While it is not surprising that these two work well together, there are surprises here in exactly how they work together, and what one brings out of the other. ‘Thirteen Ways of Looking’ is curiously both kinetic and elegiac, like the extended solo break in ‘Marquee Moon’ tumbling down a flight of spiral stairs. ‘The Thing Itself’ indulges in repetitive, hypnotic guitar figures that evoke a platonic ideal of "post-rock" that that nebulous form has never, to my knowledge, achieved, and even touches the hem of the aforementioned Sharrock’s garment (ca. Ask The Ages).

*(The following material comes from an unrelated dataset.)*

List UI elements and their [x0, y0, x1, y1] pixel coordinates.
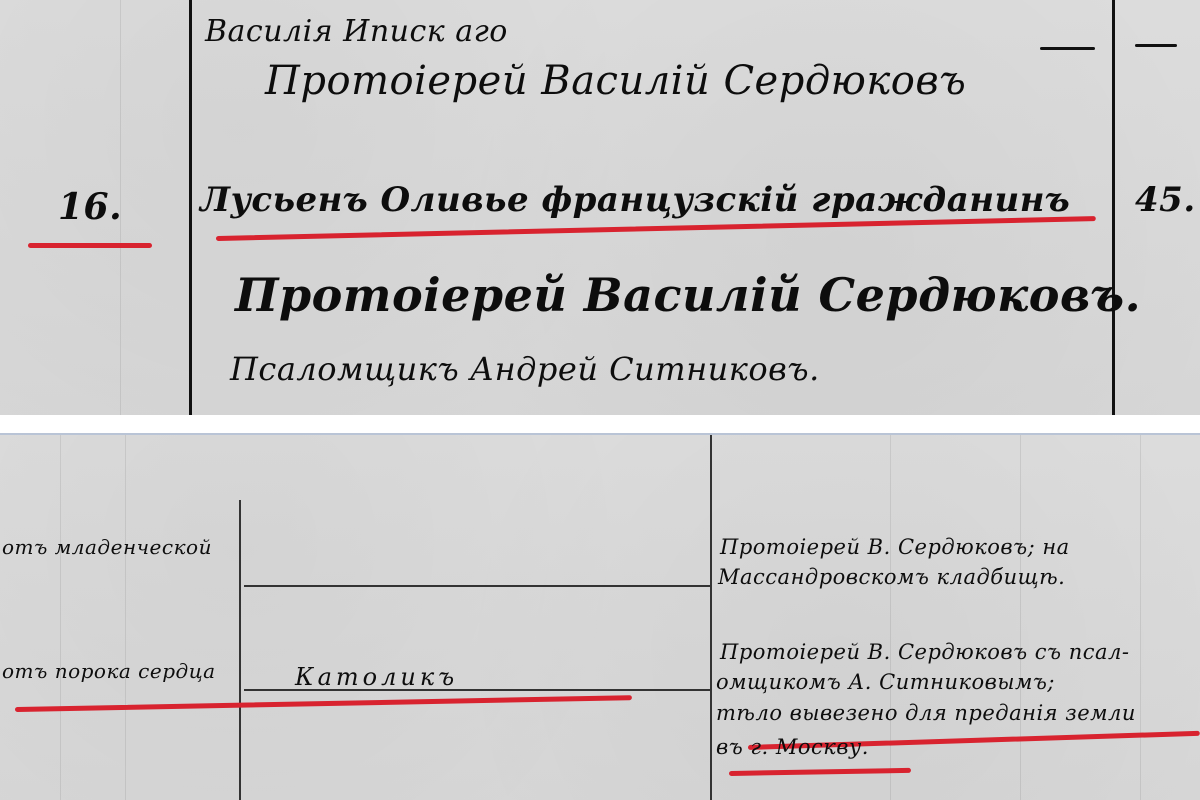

Look: my ears are fucked for most live music, sensory deprivation tanks, whatever, but I still know a great record when I hear it. Made Out of Sound might be one of the finest things either Corsano or Orcutt has done, which is no mean feat. I’ll probably stand outside and watch through the window if I ever see Orcutt live again, but one simply can’t let themselves miss an album like this, and it makes me even more excited to hear what these two get up to next.